Can I have a breast reduction before having children?

Yes, you can have a breast reduction before having children. Many patients choose to undergo breast reductions prior to having children to improve back pain, posture, shoulder notching, and their overall quality of life.

Can I have a breast lift before having children?

Yes, you can have a mastopexy or breast lift before having children. That being said, I counsel my patient’s extensively and encourage them to wait until they are done have children to improve the final result. Even the best results can be compromised with weight loss, weight gain, or additional pregnancies. In contrast, many patients choose to undergo breast reductions prior to having children to improve back pain, posture, shoulder notching, and their overall quality of life.

Can I breastfeed after a breast reduction?

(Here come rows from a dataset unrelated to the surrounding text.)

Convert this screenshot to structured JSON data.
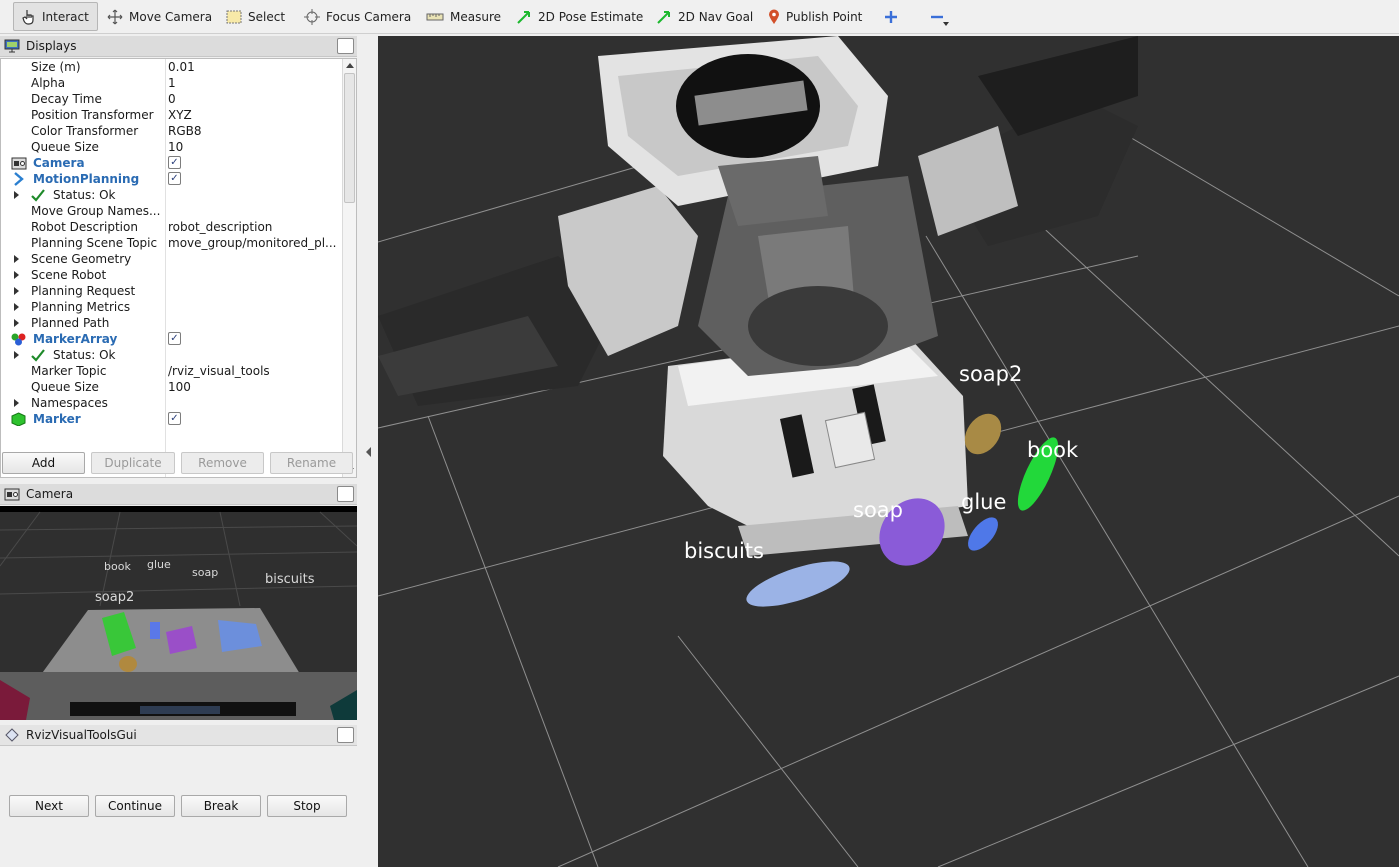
{
  "toolbar": {
    "interact": "Interact",
    "move_camera": "Move Camera",
    "select": "Select",
    "focus_camera": "Focus Camera",
    "measure": "Measure",
    "pose_estimate": "2D Pose Estimate",
    "nav_goal": "2D Nav Goal",
    "publish_point": "Publish Point"
  },
  "displays": {
    "title": "Displays",
    "rows": [
      {
        "name": "Size (m)",
        "value": "0.01"
      },
      {
        "name": "Alpha",
        "value": "1"
      },
      {
        "name": "Decay Time",
        "value": "0"
      },
      {
        "name": "Position Transformer",
        "value": "XYZ"
      },
      {
        "name": "Color Transformer",
        "value": "RGB8"
      },
      {
        "name": "Queue Size",
        "value": "10"
      },
      {
        "name": "Camera",
        "value": ""
      },
      {
        "name": "MotionPlanning",
        "value": ""
      },
      {
        "name": "Status: Ok",
        "value": ""
      },
      {
        "name": "Move Group Names...",
        "value": ""
      },
      {
        "name": "Robot Description",
        "value": "robot_description"
      },
      {
        "name": "Planning Scene Topic",
        "value": "move_group/monitored_pl..."
      },
      {
        "name": "Scene Geometry",
        "value": ""
      },
      {
        "name": "Scene Robot",
        "value": ""
      },
      {
        "name": "Planning Request",
        "value": ""
      },
      {
        "name": "Planning Metrics",
        "value": ""
      },
      {
        "name": "Planned Path",
        "value": ""
      },
      {
        "name": "MarkerArray",
        "value": ""
      },
      {
        "name": "Status: Ok",
        "value": ""
      },
      {
        "name": "Marker Topic",
        "value": "/rviz_visual_tools"
      },
      {
        "name": "Queue Size",
        "value": "100"
      },
      {
        "name": "Namespaces",
        "value": ""
      },
      {
        "name": "Marker",
        "value": ""
      }
    ],
    "buttons": {
      "add": "Add",
      "duplicate": "Duplicate",
      "remove": "Remove",
      "rename": "Rename"
    }
  },
  "camera_panel": {
    "title": "Camera",
    "labels": {
      "book": "book",
      "glue": "glue",
      "soap": "soap",
      "biscuits": "biscuits",
      "soap2": "soap2"
    }
  },
  "rviz_gui": {
    "title": "RvizVisualToolsGui",
    "buttons": {
      "next": "Next",
      "continue": "Continue",
      "break": "Break",
      "stop": "Stop"
    }
  },
  "viewport": {
    "labels": {
      "soap2": "soap2",
      "book": "book",
      "glue": "glue",
      "soap": "soap",
      "biscuits": "biscuits"
    }
  },
  "colors": {
    "biscuits": "#9bb3e6",
    "soap": "#8a5bd8",
    "glue": "#4f78e8",
    "book": "#22d83a",
    "soap2": "#a88a45",
    "link_blue": "#2a6bb3"
  }
}
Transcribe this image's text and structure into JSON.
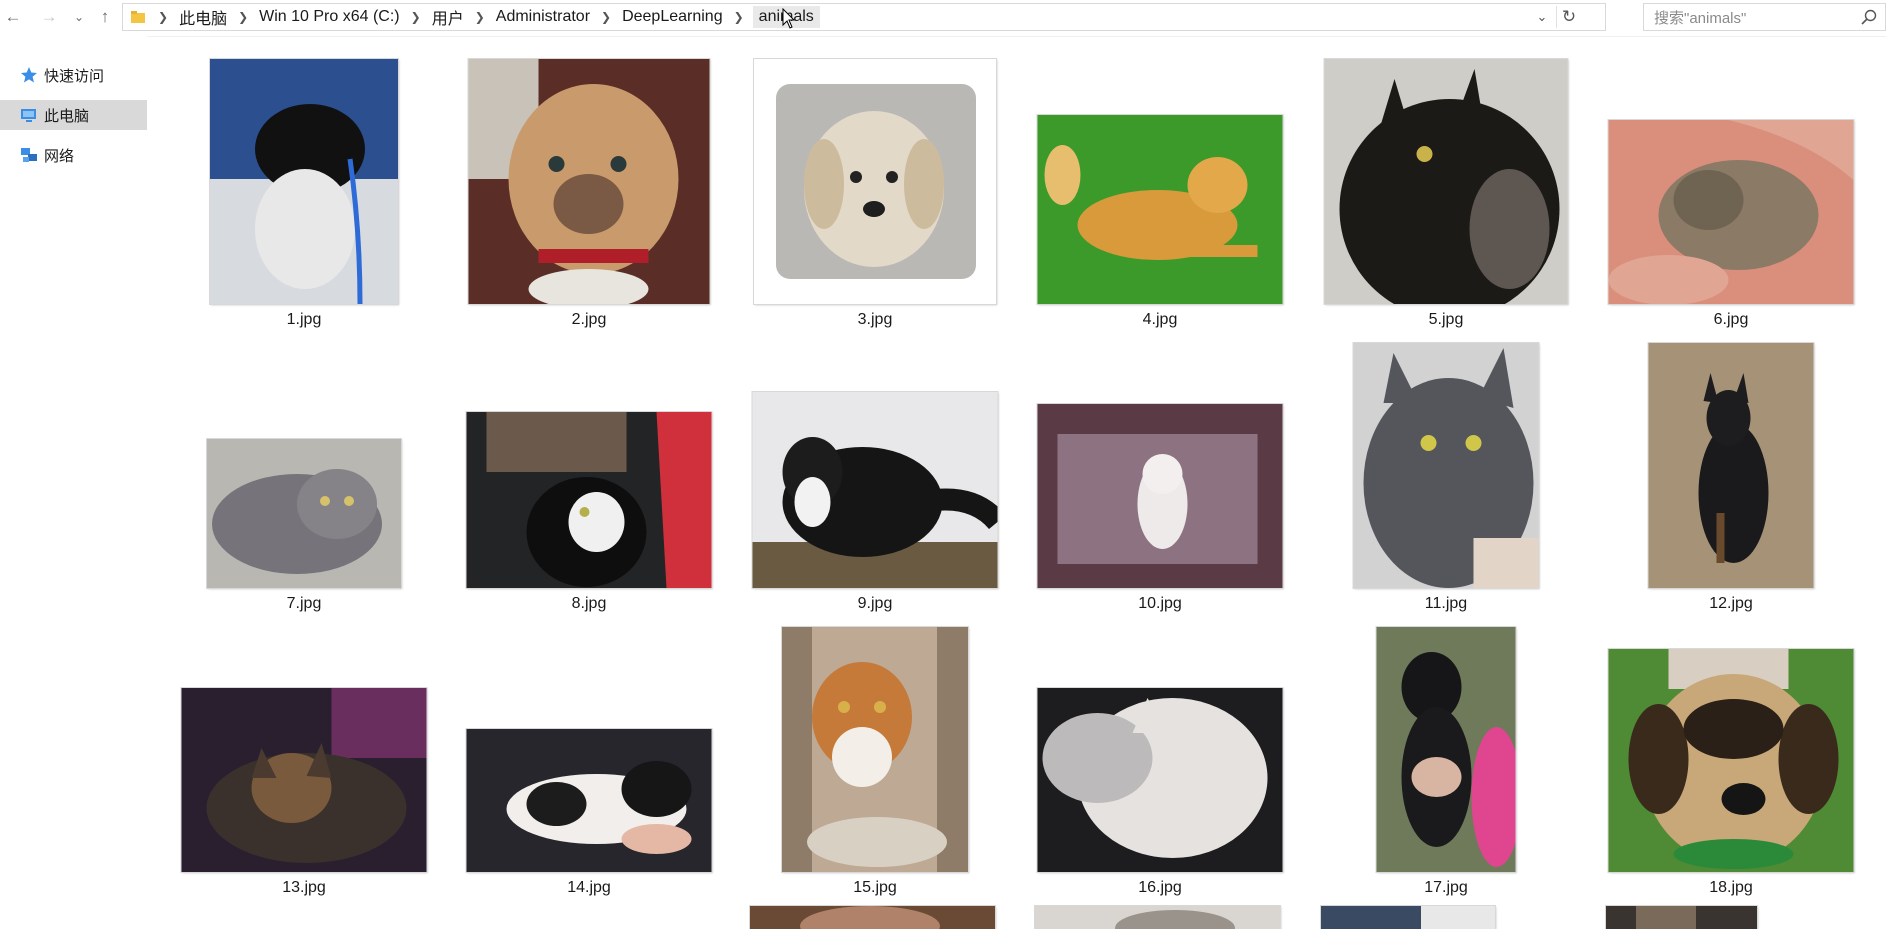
{
  "address": {
    "breadcrumbs": [
      "此电脑",
      "Win 10 Pro x64 (C:)",
      "用户",
      "Administrator",
      "DeepLearning",
      "animals"
    ],
    "nav_icons": [
      "back-arrow-icon",
      "forward-arrow-icon",
      "recent-dropdown-icon",
      "up-arrow-icon"
    ]
  },
  "search": {
    "placeholder": "搜索\"animals\""
  },
  "sidebar": {
    "items": [
      {
        "label": "快速访问",
        "icon": "star-icon",
        "selected": false
      },
      {
        "label": "此电脑",
        "icon": "computer-icon",
        "selected": true
      },
      {
        "label": "网络",
        "icon": "network-icon",
        "selected": false
      }
    ]
  },
  "files": [
    {
      "name": "1.jpg",
      "subject": "black-and-white dog held by person"
    },
    {
      "name": "2.jpg",
      "subject": "tan pit bull with red collar"
    },
    {
      "name": "3.jpg",
      "subject": "light cream fluffy dog"
    },
    {
      "name": "4.jpg",
      "subject": "orange dog lying on grass"
    },
    {
      "name": "5.jpg",
      "subject": "black cat in profile"
    },
    {
      "name": "6.jpg",
      "subject": "tabby kitten held in hands"
    },
    {
      "name": "7.jpg",
      "subject": "gray long-haired cat lying down"
    },
    {
      "name": "8.jpg",
      "subject": "black-and-white kitten"
    },
    {
      "name": "9.jpg",
      "subject": "black-and-white fluffy cat"
    },
    {
      "name": "10.jpg",
      "subject": "white kitten on floor"
    },
    {
      "name": "11.jpg",
      "subject": "gray cat portrait"
    },
    {
      "name": "12.jpg",
      "subject": "black shepherd dog sitting in field"
    },
    {
      "name": "13.jpg",
      "subject": "tortoiseshell cat"
    },
    {
      "name": "14.jpg",
      "subject": "white-and-black cat held"
    },
    {
      "name": "15.jpg",
      "subject": "orange tabby on cat tree"
    },
    {
      "name": "16.jpg",
      "subject": "two white cats cuddling"
    },
    {
      "name": "17.jpg",
      "subject": "black puppy held up"
    },
    {
      "name": "18.jpg",
      "subject": "tricolor puppy face"
    },
    {
      "name": "",
      "subject": "partially visible thumbnail"
    },
    {
      "name": "",
      "subject": "partially visible thumbnail"
    },
    {
      "name": "",
      "subject": "partially visible thumbnail"
    },
    {
      "name": "",
      "subject": "partially visible thumbnail"
    }
  ]
}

Potentially. It is important to understand that up to 40% of patients will not be able to successfully breastfeed at baseline. During a breast reduction surgery, the nipple remains attached to some percentage of glandular tissue so it is possible to breastfeed successfully after breast reduction surgery. That being said, there is no way to guarantee this as a surgeon.

How long is a breast reduction surgery?

A breast reduction, depending on the complexity, takes around 1.5-3 hours. Additional operative time may be needed if another procedure is performed at the same visit. The total operative time may be longer when accounting for anesthesia time at the beginning and the end of the procedure.

What should I expect the first week after a breast reduction?

A breast reduction is not a particularly painful operation but you may have some discomfort for several days. You will likely be swollen for the first several days after surgery. You will likely have a dressing on the incisions and a surgical bra to help keep weight off of the healing incisions. You will want to avoid any pushing, pulling, or other strenuous activity for the first few weeks. I advise my patients to avoid lifting anything heavier than 10 pounds (a gallon of milk) for the first several weeks after surgery.

What are my limitations after a breast reduction?

All surgeons have slightly different protocols so each patient should follow their surgeon’s protocols. In general, breast lift patients should be treated similar to other major surgeries with the avoidance of strenuous activity and exercise for the first 4-6 weeks after surgery. Patients should walk frequently to attempt to avoid blood clots. Patients can power walk or get on a stationary bike as early as 2-3 weeks after surgery. The biggest issue that we hope to avoid by limiting certain activities is wound breakdown.